(TNS) -- MISHAWAKA — Ashlynn Eskridge and Maggie Roberts, both juniors at Mishawaka High School, excitedly cracked open orange boxes and pulled out their new Motorola smartphones Wednesday afternoon.
As any 17-year-old would, Eskridge immediately fired up a messaging app. But the students knew the mobile devices, offering high-speed wireless internet access, aren’t meant just for fun. These days, it’s easy to get behind on homework without reliable internet connectivity.
“When you get to 11th grade, you have to turn in a lot of homework online,” Roberts said, “and that’s kind of hard when you don’t have internet.”
School City of Mishawaka staff Wednesday began handing out free smartphones provided by Sprint to offer internet access to hundreds of high school students who have little or no access at home.
Officials say students without internet access at home can face difficulty in communicating with teachers and keeping up with homework, which now often involves online elements.
“We know there are students or families who don’t have access at home, so that prevents kids from achieving their full potential,” said Eric Johnson, the district’s director of technology. “If I can’t research efficiently or produce a digital document — that’s not a situation I want our students to struggle with.”
As an example, Johnson pointed to a case in which a group of students is working together on a presentation with a digital slide show. A student without internet at home would be left out or would have to go to the library or a coffee shop to work on the project.

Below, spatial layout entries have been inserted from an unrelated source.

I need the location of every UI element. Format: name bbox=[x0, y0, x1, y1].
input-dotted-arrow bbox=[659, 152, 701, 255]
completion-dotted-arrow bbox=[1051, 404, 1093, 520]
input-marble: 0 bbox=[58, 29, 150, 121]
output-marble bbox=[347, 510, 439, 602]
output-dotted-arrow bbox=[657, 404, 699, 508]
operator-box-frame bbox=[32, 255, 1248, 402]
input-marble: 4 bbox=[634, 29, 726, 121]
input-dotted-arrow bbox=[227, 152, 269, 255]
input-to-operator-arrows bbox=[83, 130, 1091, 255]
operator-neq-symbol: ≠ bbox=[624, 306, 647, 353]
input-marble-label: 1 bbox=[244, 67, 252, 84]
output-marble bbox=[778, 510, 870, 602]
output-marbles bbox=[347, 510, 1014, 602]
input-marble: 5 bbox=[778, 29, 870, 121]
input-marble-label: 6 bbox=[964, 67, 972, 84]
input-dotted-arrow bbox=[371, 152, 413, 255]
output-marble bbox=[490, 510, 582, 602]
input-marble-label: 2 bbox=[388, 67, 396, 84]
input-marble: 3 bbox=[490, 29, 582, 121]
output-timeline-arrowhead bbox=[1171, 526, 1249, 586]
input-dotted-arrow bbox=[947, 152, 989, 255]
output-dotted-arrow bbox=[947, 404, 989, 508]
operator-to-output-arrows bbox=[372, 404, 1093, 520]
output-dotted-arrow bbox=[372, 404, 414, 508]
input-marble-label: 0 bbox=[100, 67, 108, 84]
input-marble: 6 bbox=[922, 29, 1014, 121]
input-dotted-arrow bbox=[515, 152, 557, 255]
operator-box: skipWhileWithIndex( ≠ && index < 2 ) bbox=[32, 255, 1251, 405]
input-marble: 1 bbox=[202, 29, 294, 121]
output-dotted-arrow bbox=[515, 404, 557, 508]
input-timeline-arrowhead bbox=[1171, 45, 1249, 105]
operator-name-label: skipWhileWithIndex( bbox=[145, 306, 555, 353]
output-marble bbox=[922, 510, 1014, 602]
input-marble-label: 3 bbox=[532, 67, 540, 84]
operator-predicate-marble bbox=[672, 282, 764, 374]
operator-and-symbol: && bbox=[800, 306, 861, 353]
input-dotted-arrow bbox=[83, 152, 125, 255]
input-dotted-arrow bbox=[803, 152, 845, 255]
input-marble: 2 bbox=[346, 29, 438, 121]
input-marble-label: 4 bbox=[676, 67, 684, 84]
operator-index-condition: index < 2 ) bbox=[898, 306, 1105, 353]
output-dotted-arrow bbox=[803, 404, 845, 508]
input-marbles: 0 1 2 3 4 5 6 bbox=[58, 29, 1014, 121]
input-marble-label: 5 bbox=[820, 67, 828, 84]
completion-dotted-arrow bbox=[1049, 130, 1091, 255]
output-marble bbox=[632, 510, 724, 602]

Tech leaders have described the lack of internet access for some students as the “homework gap,” and research shows it affects about 5 million American families with school-age children. Mishawaka school officials believe that about 550 of the district’s high schoolers are in that category.
In the past year, Sprint has rolled out a program it calls the 1Million Project, which aims to provide internet access to 1 million students over the next five years.
In Mishawaka’s case, Sprint provided smartphones that can be used as wireless internet “hot spots,” giving students access to 3 GB of high-speed “LTE” data per month, enough to watch eight hours of video, send 300 emails and browse 200 web pages. After the first 3 GB, the service will continue for free but at a reduced speed.
Sprint requires students who receive the phones to either have no access to the internet at home, have access to the internet but only one computer or device shared among multiple siblings or have internet at very low speeds, such as obsolete dial-up service.
District officials say the devices also are equipped with filtering software that cannot be disabled, and Johnson said he hopes the limitations on data would encourage students to conserve the wireless capabilities for homework.
In a previous survey of high school students, the district found that about 550 students would likely qualify based on Sprint’s criteria. The program will be open to all Mishawaka High School students for the first year, with each student expected to receive the service through their high school career. Starting next year, the program will extend to each new freshman class for the next four years.
Staff distributed the smartphones after school Wednesday and plan to distribute them again Friday afternoon. Each student who receives a device must take another survey and have a signed parental consent form. Students were sent home with letters for parents about the program Monday, Johnson said.
A few dozen students made their way through a line to receive their devices Wednesday.
Zach Matthews, a sophomore, said he’s always had to spend time after school in a classroom or the school library to complete homework on a computer. On occasion, he’s missed assignments that were meant to be submitted online.
“Most of my classes have stuff I have to do online, and most makeup work is online,” he said. “Now I’ll be able to get it finished without any trouble.”
As the district’s technology director, Johnson has made a habit of finding unique ways to fill needs for students. Last year, he got 1,700 used laptops, worth about $1.2 million, through a government surplus program. Those computers were used for the district’s “one-for-one” initiative to supply every student with a laptop or tablet.
“Our administration encourages that type of innovative thinking,” he said. “The ability to jump on that and be nimble and responsive is great.”